34Paulus, Decisions, Book V. If a father should lend money at interest in the name of his emancipated son, with the intention of giving it to him as a donation, and the son makes a stipulation with reference to said money, there is no doubt that the donation is perfected by operation of law. 1Ad Dig. 39,5,34,1Windscheid: Lehrbuch des Pandektenrechts, 7. Aufl. 1891, Bd. II, § 368, Note 11.If anyone should rescue a person from the hands of robbers, or enemies, and receive something from him as a reward for doing so, a donation of this kind is irrevocable, and should not be designated a reward for an eminent service rendered; as it has been decided that no limit should be fixed to an act performed for the purpose of saving life.
35Scævola, Digest, Book LI. A man wrote to a slave whom he had manumitted, as follows: “Titius to Stichus, his freedman, Greeting. After having manumitted you I notify you by this letter, written by my own hand, that I give to you everything which you have in credits, in movable property, and in money.” He also made the same freedman heir to two-thirds of his estate by will, and Sempronius his heir to the remaining third; but he did not bequeath to Stichus his peculium, nor did he direct that he should have the rights of action growing out of the same. The question arose whether an action should be granted to Stichus for the entire amount of the credits, including his peculium; or whether it should be granted to both of the heirs in proportion to their respective shares of the estate.

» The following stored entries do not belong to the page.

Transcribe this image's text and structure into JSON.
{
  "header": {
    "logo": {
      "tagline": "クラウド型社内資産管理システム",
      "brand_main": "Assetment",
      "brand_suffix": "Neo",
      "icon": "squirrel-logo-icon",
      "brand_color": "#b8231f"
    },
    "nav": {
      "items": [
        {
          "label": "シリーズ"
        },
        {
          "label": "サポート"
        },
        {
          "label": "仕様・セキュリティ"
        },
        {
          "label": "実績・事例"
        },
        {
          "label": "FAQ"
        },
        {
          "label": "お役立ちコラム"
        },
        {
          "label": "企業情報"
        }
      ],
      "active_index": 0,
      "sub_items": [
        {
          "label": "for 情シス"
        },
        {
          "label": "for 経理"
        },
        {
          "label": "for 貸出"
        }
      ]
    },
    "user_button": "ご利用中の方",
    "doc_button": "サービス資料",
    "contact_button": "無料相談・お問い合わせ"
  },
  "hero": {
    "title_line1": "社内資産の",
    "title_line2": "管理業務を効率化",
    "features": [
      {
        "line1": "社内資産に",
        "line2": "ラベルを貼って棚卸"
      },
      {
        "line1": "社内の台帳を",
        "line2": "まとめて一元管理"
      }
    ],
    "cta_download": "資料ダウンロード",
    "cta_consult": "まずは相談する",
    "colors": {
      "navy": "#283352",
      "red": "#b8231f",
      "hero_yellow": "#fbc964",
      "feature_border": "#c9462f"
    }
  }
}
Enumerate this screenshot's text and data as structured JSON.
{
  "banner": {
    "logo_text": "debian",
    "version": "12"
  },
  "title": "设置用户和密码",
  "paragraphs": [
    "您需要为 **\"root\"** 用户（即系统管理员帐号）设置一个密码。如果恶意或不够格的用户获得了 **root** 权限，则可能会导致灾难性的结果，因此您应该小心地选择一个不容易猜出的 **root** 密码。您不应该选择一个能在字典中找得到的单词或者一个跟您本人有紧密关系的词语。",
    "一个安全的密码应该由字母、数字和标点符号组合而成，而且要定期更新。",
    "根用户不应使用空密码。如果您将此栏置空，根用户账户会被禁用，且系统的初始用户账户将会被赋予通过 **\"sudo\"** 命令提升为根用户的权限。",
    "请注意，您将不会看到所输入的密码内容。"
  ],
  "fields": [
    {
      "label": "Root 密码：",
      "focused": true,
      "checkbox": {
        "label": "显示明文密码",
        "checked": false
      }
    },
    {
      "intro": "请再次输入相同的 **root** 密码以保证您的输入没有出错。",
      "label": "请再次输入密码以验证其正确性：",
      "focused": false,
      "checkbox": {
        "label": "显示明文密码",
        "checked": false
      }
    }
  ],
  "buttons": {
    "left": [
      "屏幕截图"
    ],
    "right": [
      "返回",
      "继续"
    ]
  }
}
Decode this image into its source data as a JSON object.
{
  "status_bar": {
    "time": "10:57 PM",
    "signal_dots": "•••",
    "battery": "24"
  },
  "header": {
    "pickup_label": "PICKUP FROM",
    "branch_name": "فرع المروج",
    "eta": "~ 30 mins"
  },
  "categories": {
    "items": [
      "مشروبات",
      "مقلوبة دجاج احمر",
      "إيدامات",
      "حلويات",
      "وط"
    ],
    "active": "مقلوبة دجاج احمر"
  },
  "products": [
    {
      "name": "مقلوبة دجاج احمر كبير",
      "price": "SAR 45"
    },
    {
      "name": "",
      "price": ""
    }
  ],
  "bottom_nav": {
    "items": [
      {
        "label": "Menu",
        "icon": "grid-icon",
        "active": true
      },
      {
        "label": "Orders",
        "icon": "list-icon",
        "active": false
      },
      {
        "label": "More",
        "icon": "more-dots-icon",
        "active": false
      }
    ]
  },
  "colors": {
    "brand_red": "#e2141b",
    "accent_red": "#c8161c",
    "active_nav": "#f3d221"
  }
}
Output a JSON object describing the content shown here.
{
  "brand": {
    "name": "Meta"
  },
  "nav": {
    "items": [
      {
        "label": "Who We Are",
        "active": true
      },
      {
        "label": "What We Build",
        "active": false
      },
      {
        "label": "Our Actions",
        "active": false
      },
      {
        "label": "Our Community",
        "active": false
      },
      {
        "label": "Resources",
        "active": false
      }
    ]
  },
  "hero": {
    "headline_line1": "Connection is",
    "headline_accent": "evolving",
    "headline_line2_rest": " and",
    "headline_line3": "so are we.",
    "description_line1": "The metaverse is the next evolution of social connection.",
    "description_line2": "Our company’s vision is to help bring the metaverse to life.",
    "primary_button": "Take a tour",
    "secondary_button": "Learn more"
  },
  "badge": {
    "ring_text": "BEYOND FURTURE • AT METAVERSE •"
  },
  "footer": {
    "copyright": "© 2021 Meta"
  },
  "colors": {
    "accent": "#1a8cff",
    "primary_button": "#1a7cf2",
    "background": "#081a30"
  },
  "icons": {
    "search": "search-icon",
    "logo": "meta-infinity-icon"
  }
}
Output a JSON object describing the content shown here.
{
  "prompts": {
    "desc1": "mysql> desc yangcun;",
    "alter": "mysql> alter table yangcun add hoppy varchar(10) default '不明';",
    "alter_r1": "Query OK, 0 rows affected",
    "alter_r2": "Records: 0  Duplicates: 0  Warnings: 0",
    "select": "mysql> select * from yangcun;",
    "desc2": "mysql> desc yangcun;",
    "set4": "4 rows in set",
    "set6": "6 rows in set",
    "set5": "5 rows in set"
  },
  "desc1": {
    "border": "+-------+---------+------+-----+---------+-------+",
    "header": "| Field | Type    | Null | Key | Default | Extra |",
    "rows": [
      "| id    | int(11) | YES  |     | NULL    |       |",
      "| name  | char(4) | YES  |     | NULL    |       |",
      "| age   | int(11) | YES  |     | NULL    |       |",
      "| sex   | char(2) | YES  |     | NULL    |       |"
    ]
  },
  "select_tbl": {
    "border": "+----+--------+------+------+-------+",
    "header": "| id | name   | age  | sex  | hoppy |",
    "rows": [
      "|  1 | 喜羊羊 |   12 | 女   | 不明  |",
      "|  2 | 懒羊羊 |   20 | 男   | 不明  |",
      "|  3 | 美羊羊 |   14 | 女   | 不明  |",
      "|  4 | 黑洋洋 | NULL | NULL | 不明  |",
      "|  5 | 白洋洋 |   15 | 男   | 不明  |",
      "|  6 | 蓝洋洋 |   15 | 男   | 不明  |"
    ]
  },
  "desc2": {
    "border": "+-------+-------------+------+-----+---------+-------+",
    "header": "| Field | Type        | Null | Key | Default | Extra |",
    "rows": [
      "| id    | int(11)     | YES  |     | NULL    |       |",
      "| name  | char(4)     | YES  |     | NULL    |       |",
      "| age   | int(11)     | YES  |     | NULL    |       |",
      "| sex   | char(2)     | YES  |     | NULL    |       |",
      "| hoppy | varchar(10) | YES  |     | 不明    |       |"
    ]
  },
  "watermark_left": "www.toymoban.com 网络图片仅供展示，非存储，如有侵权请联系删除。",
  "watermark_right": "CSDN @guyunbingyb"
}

The answer was that, in accordance with the facts stated, the action should be granted to both of them in proportion to their respective shares of the estate. 1Lucius Titius gave to Mævia a tract of land, by way of a donation, and a few days afterwards before delivering the same, he pledged the land to Seius, and then, within thirty days, gave Mævia possession of the said land. I ask whether the donation was perfected or not. The answer was that, in accordance with the facts stated, it was perfected, but that the creditor was undoubtedly entitled to his right in the land under the pledge. 2A grandmother lent money, in the name of Labeo, her grandson, and always collected the interest, and the evidences of indebtedness were received by Labeo, and were afterwards found among the assets of his estate. I ask whether the donation should be considered to have been perfected. The answer was that, as the debtors were liable to Labeo, the donation was perfected.